Previously, people living on US$1.25 or less a day were defined as living in extreme poverty. That figure is now US$1.90, to reflect inflation.
The report comes after world leaders last month pledged to end extreme poverty within 15 years, adopting an ambitious set of UN goals to be backed up by trillions of dollars in development spending.
Releasing the figures, the World Bank nevertheless urged caution, saying “major hurdles remain” in the goal to end poverty by 2030.
“The growing concentration of global poverty in Sub-Saharan Africa is of great concern,” it said in a statement. “While some African countries have seen significant successes in reducing poverty, the region as a whole lags the rest of the world in the pace of lessening poverty.”
The report singled out Madagascar and the Democratic Republic of the Congo as particularly worrisome examples of deprivation in Africa.
It also said that reliable current data was not available in part of the Middle East and North Africa because of conflict.
In contrast, the report said a marked decline in extreme poverty in Asia — particularly India — and in South America.
However, World Bank chief economist Kaushik Basu sounded an alarm over a slowdown in emerging markets worldwide — with Latin America an emblem of the sputter.

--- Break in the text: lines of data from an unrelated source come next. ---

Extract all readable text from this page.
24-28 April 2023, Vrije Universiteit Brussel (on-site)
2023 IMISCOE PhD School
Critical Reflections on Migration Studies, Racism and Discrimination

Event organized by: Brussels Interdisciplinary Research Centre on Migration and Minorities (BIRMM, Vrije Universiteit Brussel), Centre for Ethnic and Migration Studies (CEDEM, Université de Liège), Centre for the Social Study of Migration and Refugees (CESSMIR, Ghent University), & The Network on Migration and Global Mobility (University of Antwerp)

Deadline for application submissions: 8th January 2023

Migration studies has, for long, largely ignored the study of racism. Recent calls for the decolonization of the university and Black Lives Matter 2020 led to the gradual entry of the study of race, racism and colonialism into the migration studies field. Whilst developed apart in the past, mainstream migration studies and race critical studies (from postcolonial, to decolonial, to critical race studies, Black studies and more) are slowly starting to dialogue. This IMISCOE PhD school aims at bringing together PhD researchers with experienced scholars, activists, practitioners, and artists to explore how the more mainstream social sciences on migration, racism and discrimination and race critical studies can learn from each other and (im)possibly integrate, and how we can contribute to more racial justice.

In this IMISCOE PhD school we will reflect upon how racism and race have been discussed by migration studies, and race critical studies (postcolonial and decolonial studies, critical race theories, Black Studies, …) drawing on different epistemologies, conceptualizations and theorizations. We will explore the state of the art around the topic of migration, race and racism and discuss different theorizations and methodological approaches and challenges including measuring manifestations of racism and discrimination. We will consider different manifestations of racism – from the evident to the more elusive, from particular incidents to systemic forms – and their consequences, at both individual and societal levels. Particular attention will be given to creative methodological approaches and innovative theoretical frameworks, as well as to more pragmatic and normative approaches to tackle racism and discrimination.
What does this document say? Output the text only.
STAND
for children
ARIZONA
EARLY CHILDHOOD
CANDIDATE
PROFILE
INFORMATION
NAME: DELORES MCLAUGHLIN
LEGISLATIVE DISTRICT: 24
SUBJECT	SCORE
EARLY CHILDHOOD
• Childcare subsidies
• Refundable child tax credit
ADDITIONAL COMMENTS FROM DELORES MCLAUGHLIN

“There is some turbulence ahead,” Basu said. “The economic growth outlook is less impressive for emerging economies in the near future, which will create new challenges in the fight to end poverty and attend to the needs of the vulnerable, especially those living at the bottom 40 percent of their societies.”
Oxfam welcomed the landmark figures below 10 percent, but said that hard work remains to drag the remaining 702 million people out of extreme poverty.
“That figure remains unacceptably high and much remains to be done,” said Nicolas Mombrial, head of Oxfam International’s Washington office. “A lot of new resources and fundamental political change are needed.”